Toninho foi um lateral direito de muito fôlego, que subia constantemente ao ataque com piques pela direita e não fugia de divididas. Começou sua carreira no São Cristóvão-BA, como ponta esquerda, mas depois assumiu a lateral-direita, em virtude de uma contusão do titular desta posição no time. Estreou profissionalmente em 1967, jogando pelo Galícia, mas, três anos depois, veio a grande chance, quando acertou sua ida para o Fluminense, que pagou cem mil cruzeiros por seu passe.
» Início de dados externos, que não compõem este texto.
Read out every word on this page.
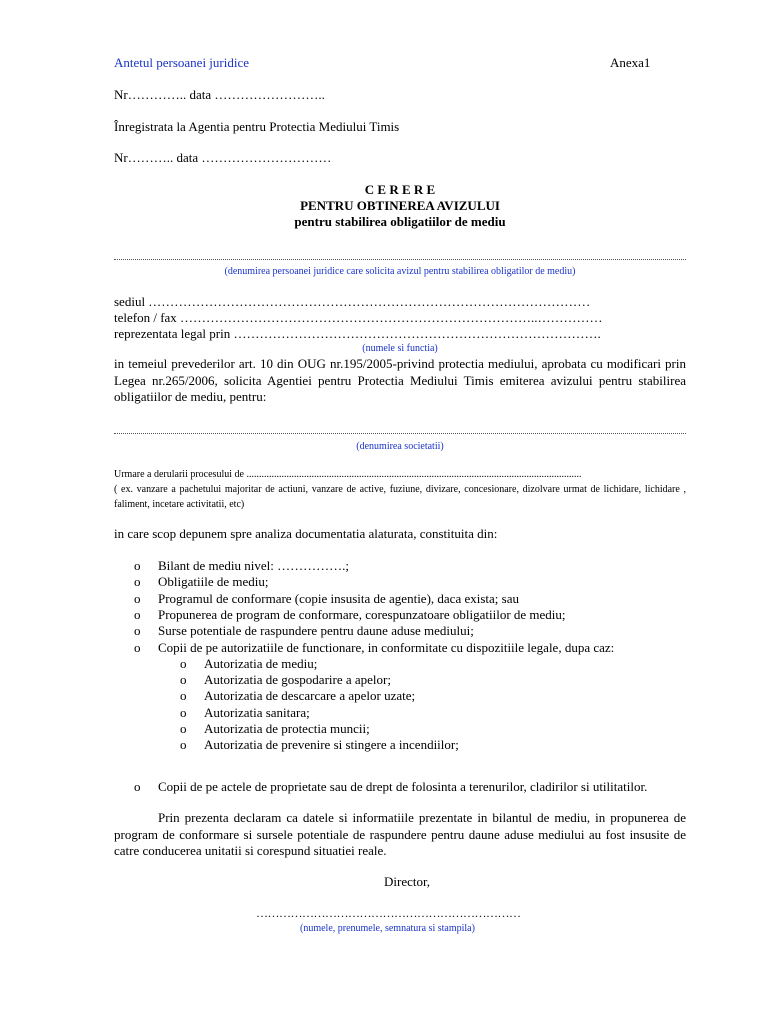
Antetul persoanei juridice	Anexa1
Nr………….. data ……………………..
Înregistrata la Agentia pentru Protectia Mediului Timis
Nr……….. data …………………………
C E R E R E
PENTRU OBTINEREA AVIZULUI
pentru stabilirea obligatiilor de mediu
(denumirea persoanei juridice care solicita avizul pentru stabilirea obligatilor de mediu)
sediul …………………………………………………………………………………………
telefon / fax ………………………………………………………………………..……………
reprezentata legal prin ………………………………………………………………………….
(numele si functia)
in temeiul prevederilor art. 10 din OUG nr.195/2005-privind protectia mediului, aprobata cu modificari prin Legea nr.265/2006, solicita Agentiei pentru Protectia Mediului Timis emiterea avizului pentru stabilirea obligatiilor de mediu, pentru:
(denumirea societatii)
Urmare a derularii procesului de ......................................................................................................................................
( ex. vanzare a pachetului majoritar de actiuni, vanzare de active, fuziune, divizare, concesionare, dizolvare urmat de lichidare, lichidare , faliment, incetare activitatii, etc)
in care scop depunem spre analiza documentatia alaturata, constituita din:
o Bilant de mediu nivel: …………….;
o Obligatiile de mediu;
o Programul de conformare (copie insusita de agentie), daca exista; sau
o Propunerea de program de conformare, corespunzatoare obligatiilor de mediu;
o Surse potentiale de raspundere pentru daune aduse mediului;
o Copii de pe autorizatiile de functionare, in conformitate cu dispozitiile legale, dupa caz:
o Autorizatia de mediu;
o Autorizatia de gospodarire a apelor;
o Autorizatia de descarcare a apelor uzate;
o Autorizatia sanitara;
o Autorizatia de protectia muncii;
o Autorizatia de prevenire si stingere a incendiilor;
o Copii de pe actele de proprietate sau de drept de folosinta a terenurilor, cladirilor si utilitatilor.
Prin prezenta declaram ca datele si informatiile prezentate in bilantul de mediu, in propunerea de program de conformare si sursele potentiale de raspundere pentru daune aduse mediului au fost insusite de catre conducerea unitatii si corespund situatiei reale.
Director,
……………………………………………………………
(numele, prenumele, semnatura si stampila)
Seu início no clube carioca não foi muito bom. Após um acidente de automóvel, que gerou muito interesse por parte da imprensa, ele foi sacado do time e, nas poucas vezes que entrava, não raro sentia dores ou cãibras. "Eu fui um deslumbrado que, no primeiro tombo, vacilou", lembraria, em 1973. Sob o comando do técnico Paulo Amaral, entretanto, tornou-se um jogador "polivalente", tendo jogado nas duas laterais e nas duas pontas. "O bom profissional joga onde o técnico manda", explicou o jogador, no início da experiência, em 1970. "Eu não estranho jogar na esquerda. Vou avançar do mesmo jeito e tentar o gol." Conquistou os títulos cariocas de 1971, 1973 e 1975, além do Torneio Roberto Gomes Pedrosa de 1970. Após a final de 1971, recebeu elogios de Carlos Alberto Torres, que deu declarações dizendo que via Toninho como seu substituto.